Ein Schleswiger Kaltblut benötigt eine größere Decke als ein zierliches Arabisches Vollblut. Außerdem gibt es unterschiedliche Modelle. Es gibt Abschwitzdecken, die den Rumpfbereich, die Brust und die Hinterhand bedecken, andere Abschwitzdecken wirken wie ein Anzug, weil sie zusätzlich auch noch den gesamten Halsbereich umfassen. Auch in der Festmachung gibt es von Modell zu Modell Unterschiede. So gibt es Klettverschlüsse, Reißverschlüsse, Schnallen und Gurte, aber auch Decken ohne Befestigungsmöglichkeit. Je nachdem was für das Pferd sinnvoll ist, sollte man die Decke auswählen. Eine genaue Regel für die Dauer des Tragen einer Abschwitzdecke gibt es nicht. Manch ein Reiter lässt die Abschwitzdecke nicht länger als 60 Minuten auf dem Pferd, andere nutzen die Decke zu jeder Gelegenheit.
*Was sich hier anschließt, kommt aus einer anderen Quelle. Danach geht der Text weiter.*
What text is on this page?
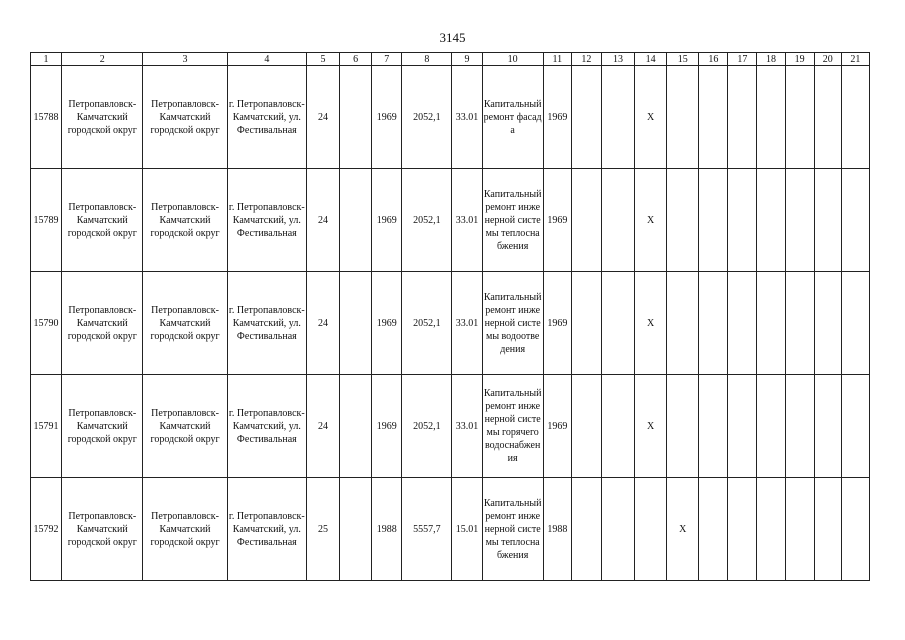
3145
1	2	3	4	5	6	7	8	9	10	11	12	13	14	15	16	17	18	19	20	21
15788	Петропавловск-Камчатский городской округ	Петропавловск-Камчатский городской округ	г. Петропавловск-Камчатский, ул. Фестивальная	24		1969	2052,1	33.01	Капитальный ремонт фасада	1969			X							
15789	Петропавловск-Камчатский городской округ	Петропавловск-Камчатский городской округ	г. Петропавловск-Камчатский, ул. Фестивальная	24		1969	2052,1	33.01	Капитальный ремонт инженерной системы теплоснабжения	1969			X							
15790	Петропавловск-Камчатский городской округ	Петропавловск-Камчатский городской округ	г. Петропавловск-Камчатский, ул. Фестивальная	24		1969	2052,1	33.01	Капитальный ремонт инженерной системы водоотведения	1969			X							
15791	Петропавловск-Камчатский городской округ	Петропавловск-Камчатский городской округ	г. Петропавловск-Камчатский, ул. Фестивальная	24		1969	2052,1	33.01	Капитальный ремонт инженерной системы горячего водоснабжения	1969			X							
15792	Петропавловск-Камчатский городской округ	Петропавловск-Камчатский городской округ	г. Петропавловск-Камчатский, ул. Фестивальная	25		1988	5557,7	15.01	Капитальный ремонт инженерной системы теплоснабжения	1988				X						
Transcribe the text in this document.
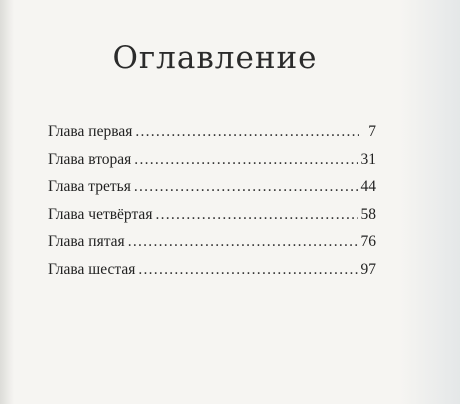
Оглавление
Глава первая . . .	7
Глава вторая . . .	31
Глава третья . . .	44
Глава четвёртая . . .	58
Глава пятая . . .	76
Глава шестая . . .	97
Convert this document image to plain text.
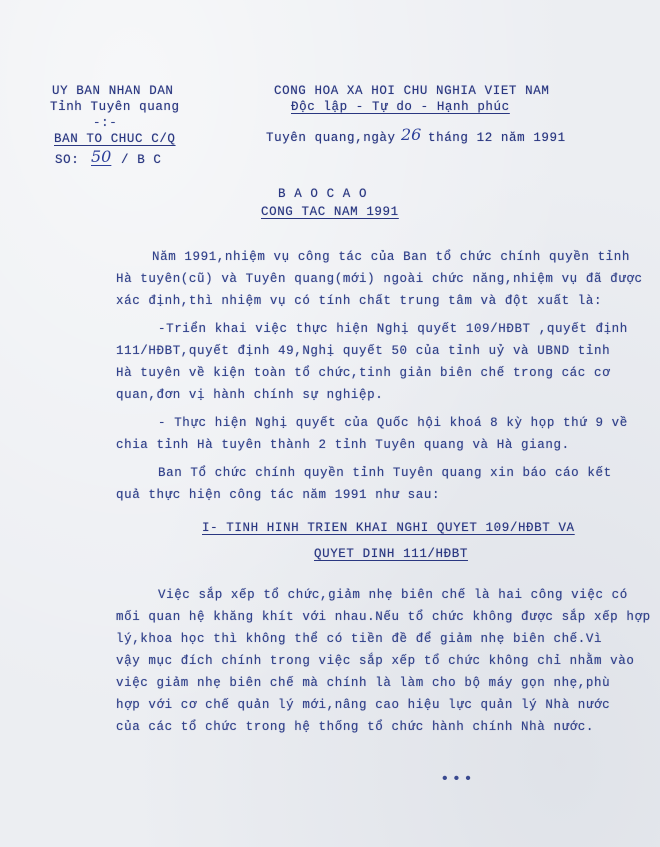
UY BAN NHAN DAN
Tỉnh Tuyên quang
-:-
BAN TO CHUC C/Q
SO: 50 / B C
CONG HOA XA HOI CHU NGHIA VIET NAM
Độc lập - Tự do - Hạnh phúc
Tuyên quang,ngày 26 tháng 12 năm 1991
B A O C A O
CONG TAC NAM 1991
Năm 1991,nhiệm vụ công tác của Ban tổ chức chính quyền tỉnh
Hà tuyên(cũ) và Tuyên quang(mới) ngoài chức năng,nhiệm vụ đã được
xác định,thì nhiệm vụ có tính chất trung tâm và đột xuất là:
-Triển khai việc thực hiện Nghị quyết 109/HĐBT ,quyết định
111/HĐBT,quyết định 49,Nghị quyết 50 của tỉnh uỷ và UBND tỉnh
Hà tuyên về kiện toàn tổ chức,tinh giản biên chế trong các cơ
quan,đơn vị hành chính sự nghiệp.
- Thực hiện Nghị quyết của Quốc hội khoá 8 kỳ họp thứ 9 về
chia tỉnh Hà tuyên thành 2 tỉnh Tuyên quang và Hà giang.
Ban Tổ chức chính quyền tỉnh Tuyên quang xin báo cáo kết
quả thực hiện công tác năm 1991 như sau:
I- TINH HINH TRIEN KHAI NGHI QUYET 109/HĐBT VA
QUYET DINH 111/HĐBT
Việc sắp xếp tổ chức,giảm nhẹ biên chế là hai công việc có
mối quan hệ khăng khít với nhau.Nếu tổ chức không được sắp xếp hợp
lý,khoa học thì không thể có tiền đề để giảm nhẹ biên chế.Vì
vậy mục đích chính trong việc sắp xếp tổ chức không chỉ nhằm vào
việc giảm nhẹ biên chế mà chính là làm cho bộ máy gọn nhẹ,phù
hợp với cơ chế quản lý mới,nâng cao hiệu lực quản lý Nhà nước
của các tổ chức trong hệ thống tổ chức hành chính Nhà nước.
•••
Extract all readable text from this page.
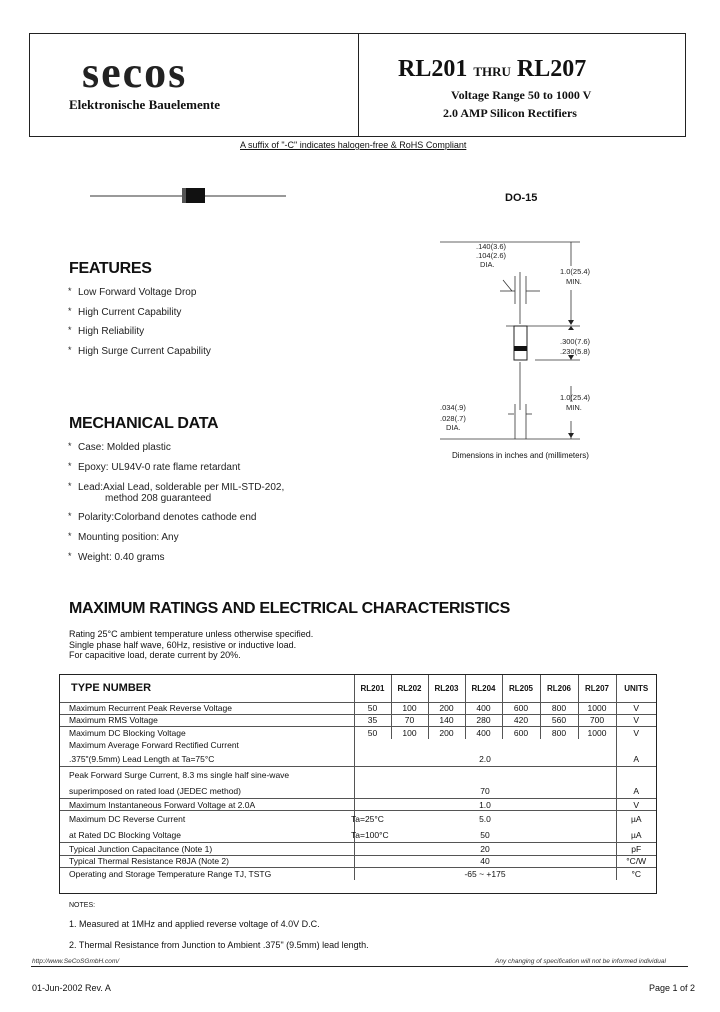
secos
Elektronische Bauelemente
RL201 THRU RL207
Voltage Range 50 to 1000 V
2.0 AMP Silicon Rectifiers
A suffix of "-C" indicates halogen-free & RoHS Compliant
DO-15
.140(3.6)
.104(2.6)
DIA.
1.0(25.4)
MIN.
.300(7.6)
.230(5.8)
1.0(25.4)
MIN.
.034(.9)
.028(.7)
DIA.
Dimensions in inches and (millimeters)
FEATURES
* Low Forward Voltage Drop
* High Current Capability
* High Reliability
* High Surge Current Capability
MECHANICAL DATA
* Case: Molded plastic
* Epoxy: UL94V-0 rate flame retardant
* Lead:Axial Lead, solderable per MIL-STD-202,
method 208 guaranteed
* Polarity:Colorband denotes cathode end
* Mounting position: Any
* Weight: 0.40 grams
MAXIMUM RATINGS AND ELECTRICAL CHARACTERISTICS
Rating 25°C ambient temperature unless otherwise specified.
Single phase half wave, 60Hz, resistive or inductive load.
For capacitive load, derate current by 20%.
TYPE NUMBER	RL201	RL202	RL203	RL204	RL205	RL206	RL207	UNITS
Maximum Recurrent Peak Reverse Voltage	50	100	200	400	600	800	1000	V
Maximum RMS Voltage	35	70	140	280	420	560	700	V
Maximum DC Blocking Voltage	50	100	200	400	600	800	1000	V
Maximum Average Forward Rectified Current								
.375"(9.5mm) Lead Length at Ta=75°C	2.0							A
Peak Forward Surge Current, 8.3 ms single half sine-wave								
superimposed on rated load (JEDEC method)	70							A
Maximum Instantaneous Forward Voltage at 2.0A	1.0							V
Maximum DC Reverse Current Ta=25°C	5.0							µA
at Rated DC Blocking Voltage Ta=100°C	50							µA
Typical Junction Capacitance (Note 1)	20							pF
Typical Thermal Resistance RθJA (Note 2)	40							°C/W
Operating and Storage Temperature Range TJ, TSTG	-65 ~ +175							°C
NOTES:
1. Measured at 1MHz and applied reverse voltage of 4.0V D.C.
2. Thermal Resistance from Junction to Ambient .375" (9.5mm) lead length.
http://www.SeCoSGmbH.com/	Any changing of specification will not be informed individual
01-Jun-2002 Rev. A	Page 1 of 2
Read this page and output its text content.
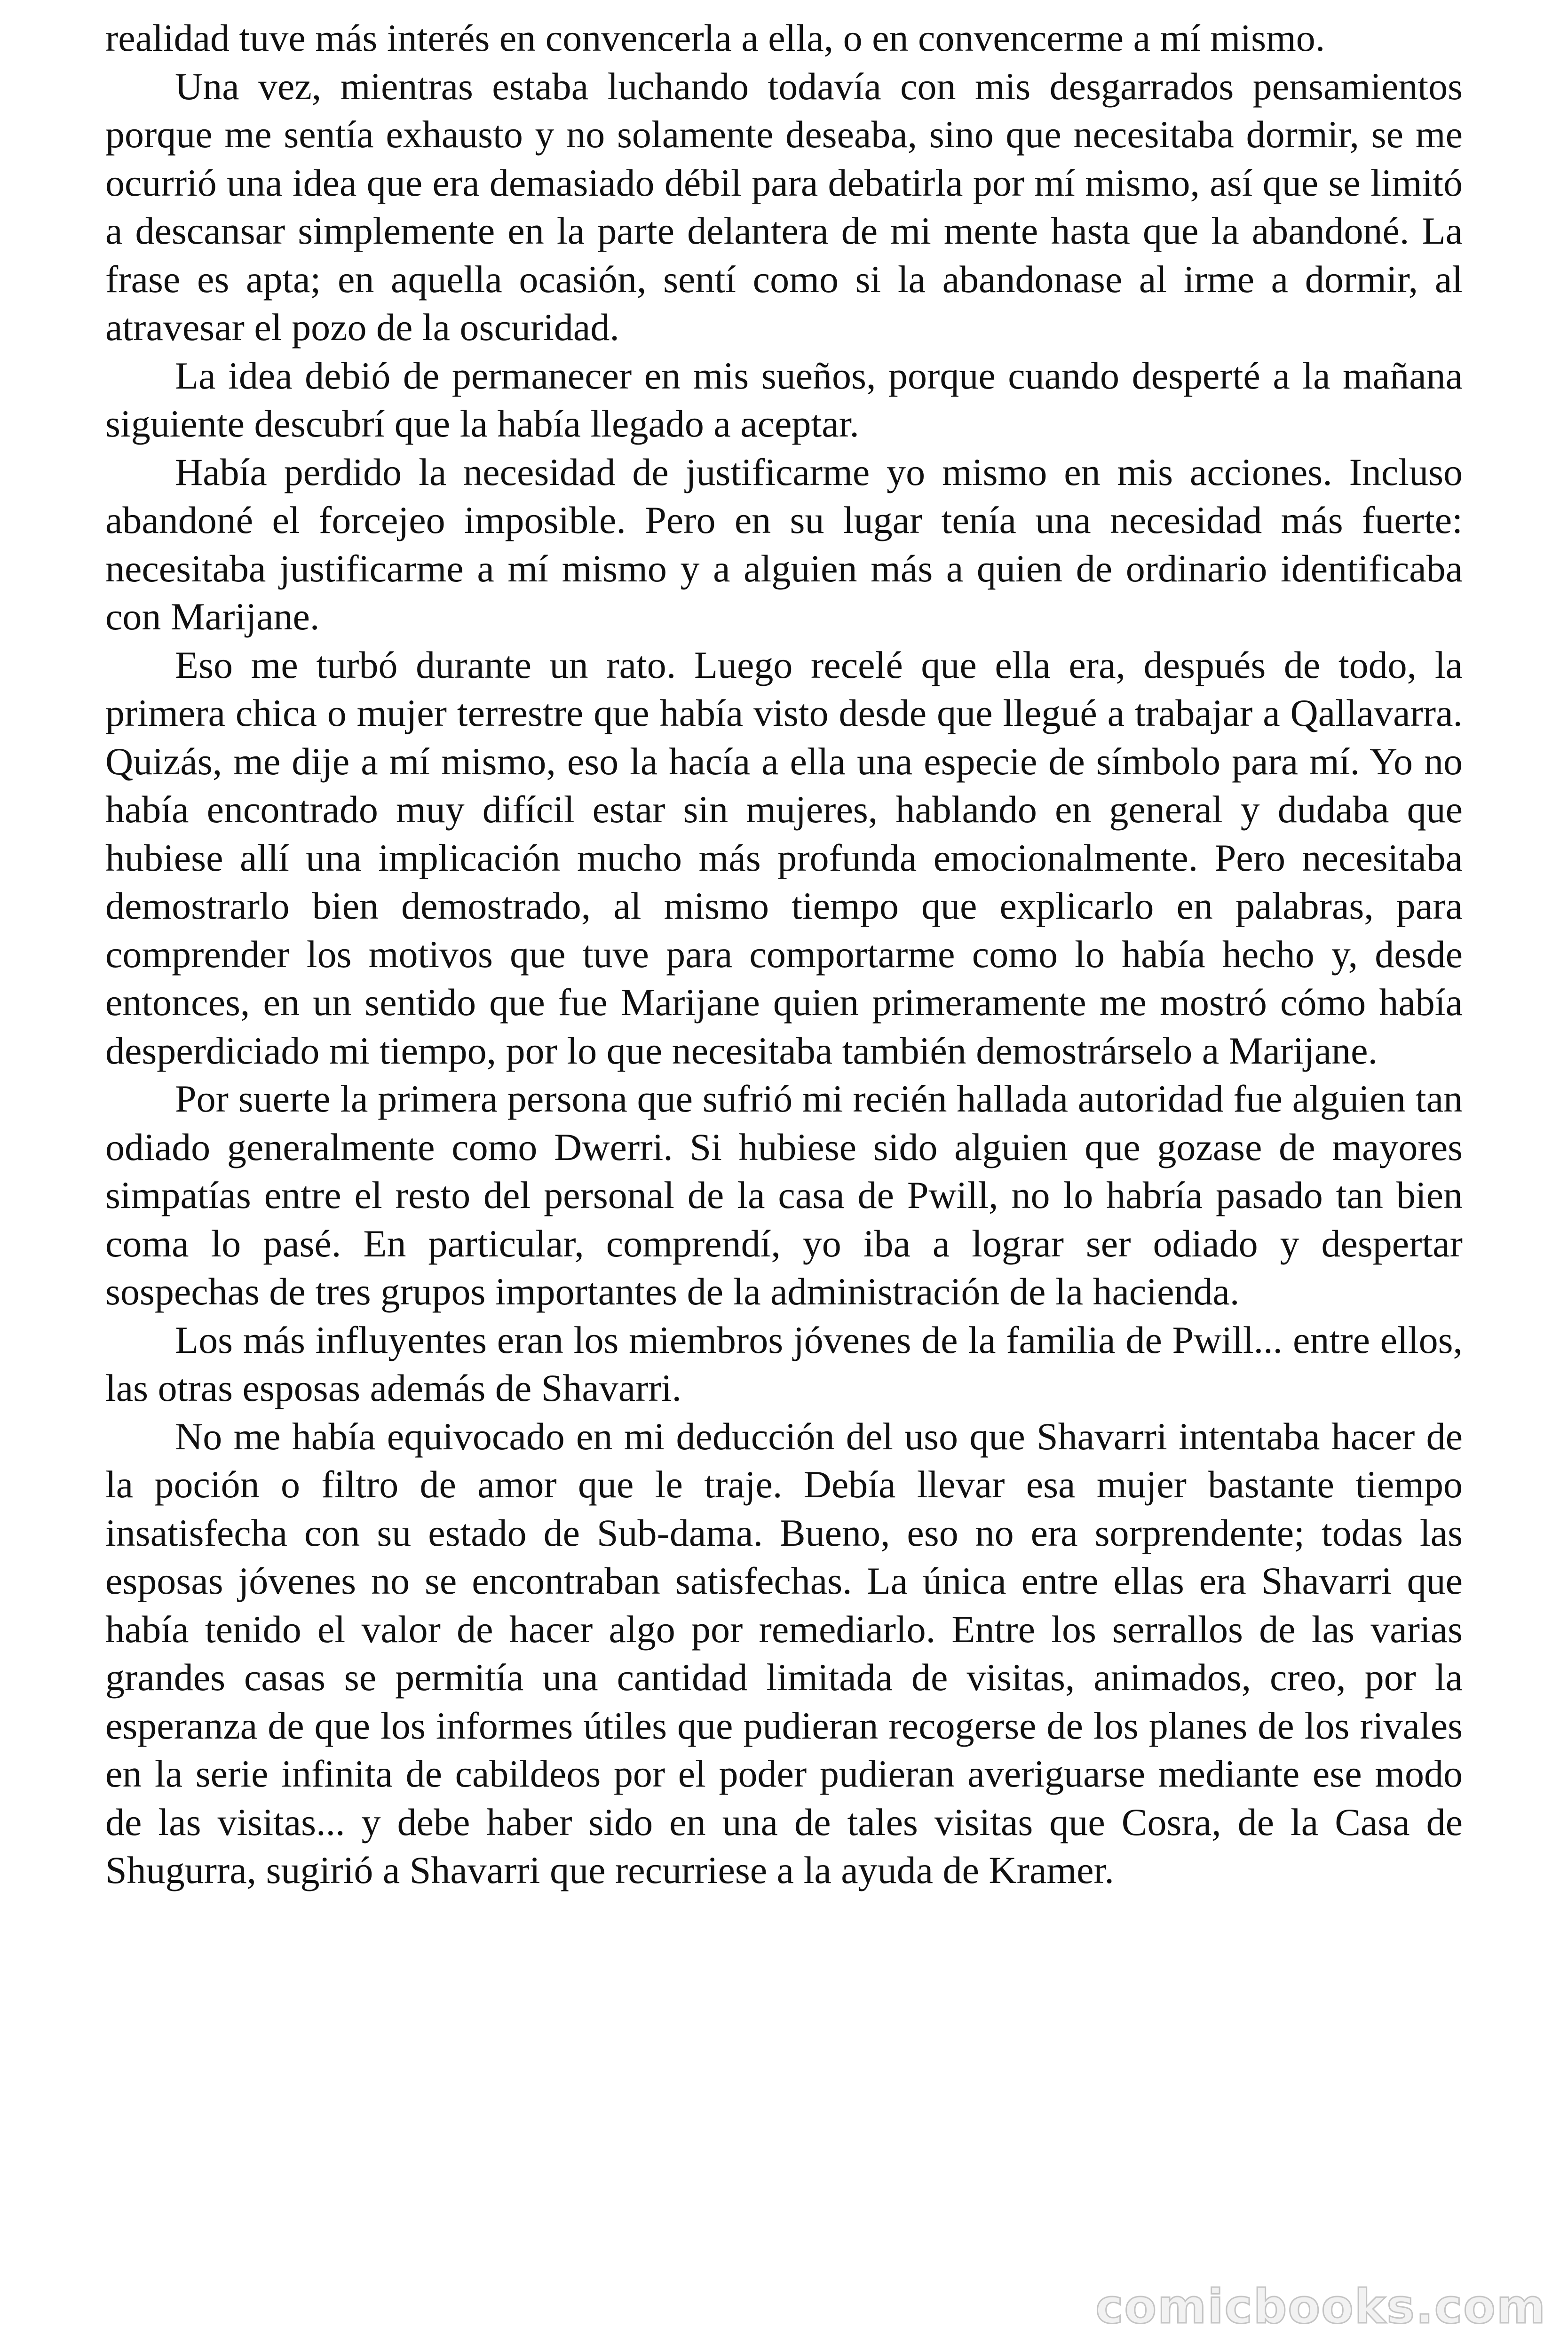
realidad tuve más interés en convencerla a ella, o en convencerme a mí mismo.

Una vez, mientras estaba luchando todavía con mis desgarrados pensamientos porque me sentía exhausto y no solamente deseaba, sino que necesitaba dormir, se me ocurrió una idea que era demasiado débil para debatirla por mí mismo, así que se limitó a descansar simplemente en la parte delantera de mi mente hasta que la abandoné. La frase es apta; en aquella ocasión, sentí como si la abandonase al irme a dormir, al atravesar el pozo de la oscuridad.

La idea debió de permanecer en mis sueños, porque cuando desperté a la mañana siguiente descubrí que la había llegado a aceptar.

Había perdido la necesidad de justificarme yo mismo en mis acciones. Incluso abandoné el forcejeo imposible. Pero en su lugar tenía una necesidad más fuerte: necesitaba justificarme a mí mismo y a alguien más a quien de ordinario identificaba con Marijane.

Eso me turbó durante un rato. Luego recelé que ella era, después de todo, la primera chica o mujer terrestre que había visto desde que llegué a trabajar a Qallavarra. Quizás, me dije a mí mismo, eso la hacía a ella una especie de símbolo para mí. Yo no había encontrado muy difícil estar sin mujeres, hablando en general y dudaba que hubiese allí una implicación mucho más profunda emocionalmente. Pero necesitaba demostrarlo bien demostrado, al mismo tiempo que explicarlo en palabras, para comprender los motivos que tuve para comportarme como lo había hecho y, desde entonces, en un sentido que fue Marijane quien primeramente me mostró cómo había desperdiciado mi tiempo, por lo que necesitaba también demostrárselo a Marijane.

Por suerte la primera persona que sufrió mi recién hallada autoridad fue alguien tan odiado generalmente como Dwerri. Si hubiese sido alguien que gozase de mayores simpatías entre el resto del personal de la casa de Pwill, no lo habría pasado tan bien coma lo pasé. En particular, comprendí, yo iba a lograr ser odiado y despertar sospechas de tres grupos importantes de la administración de la hacienda.

Los más influyentes eran los miembros jóvenes de la familia de Pwill... entre ellos, las otras esposas además de Shavarri.

No me había equivocado en mi deducción del uso que Shavarri intentaba hacer de la poción o filtro de amor que le traje. Debía llevar esa mujer bastante tiempo insatisfecha con su estado de Sub-dama. Bueno, eso no era sorprendente; todas las esposas jóvenes no se encontraban satisfechas. La única entre ellas era Shavarri que había tenido el valor de hacer algo por remediarlo. Entre los serrallos de las varias grandes casas se permitía una cantidad limitada de visitas, animados, creo, por la esperanza de que los informes útiles que pudieran recogerse de los planes de los rivales en la serie infinita de cabildeos por el poder pudieran averiguarse mediante ese modo de las visitas... y debe haber sido en una de tales visitas que Cosra, de la Casa de Shugurra, sugirió a Shavarri que recurriese a la ayuda de Kramer.

comicbooks.com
Die Häufigkeit und Dauer der Nutzung kommt auf die Robustheit des jeweiligen Pferdes an.

Bringt das Eindecken den Wärmehaushalt des Pferdes durcheinander?

 

Wer betrachtet, wie die Pferde früher in freier Wildbahn lebten, der wird schnell feststellen, dass die Tiere sich an die hohen Ansprüche der Natur nahezu perfekt angepasst haben. Ihre Körper spüren instinktiv, wenn im Frühjahr langsam wärmere Temperaturen einsetzen und reagieren darauf mit dem Abstoßen des langen, vollen und warmen Winterfelles. An dessen Stelle tritt nun das deutlich kürzere und dünnere Sommerfell.

Das hat für die Pferde den Vorteil, dass sie durch die hohen Temperaturen nicht so schnell ins Schwitzen kommen und das Fell deutlich schneller trocknet, sollte es dennoch einmal nass geschwitzt sein. Genau entgegengesetzt verhält es sich hingegen, wenn das Wetter im Herbst wieder kühler wird. Die Pferde reagieren dann darauf mit dem Ausfall des dünnen Sommerfelles und entwickeln nun für die kalte Jahreszeit ein dichtes, langes und perfekt wärmendes Winterfell. Einige Menschen decken ihre Pferde nun über den Winter künstlich ein.

Das hat den Vorteil, dass die Tiere bei rechtzeitigem Beginn durch die Deckenwärme kaum eigenes Winterfell entwickeln. Sie können so während der kalten Monate intensiver trainiert werden, ohne dass die Reiter durch starkes Schwitzen ihrer Tiere beeinträchtigt werden. Es handelt sich aber dennoch um einen Eingriff in die Natur des Pferdes, der eigene Rhythmus wird beeinflusst. Die Gefahr, dass die Pferde sich erkälten besteht auch, wenn die Pferde zum Reiten abgedeckt werden, ohne dass sie vorher durch Bewegung ausreichend aufgewärmt wurden. In diesem Moment sind sie ohne ihr schützendes Winterfell der Winterkälte schutzlos ausgeliefert.

Pferde im Winterhalbjahr einzudecken, um das Wachstum des Winterfelles möglichst gering zu halten kann durchaus praktisch sein wenn es mit der nötigen Sorgfalt betrieben wird. Es sollte dabei aber nicht außer Acht gelassen werden, dass es sich immer auch um einen Eingriff in die Natur der Tiere handelt.

Die Natur hat den Wechsel zwischen Sommer- und Winterfell für die Pferde eingerichtet, weil sie dies zum Überleben brauchen. Durch das Eindecken wird diesem natürlichen Ablauf entgegen gewirkt.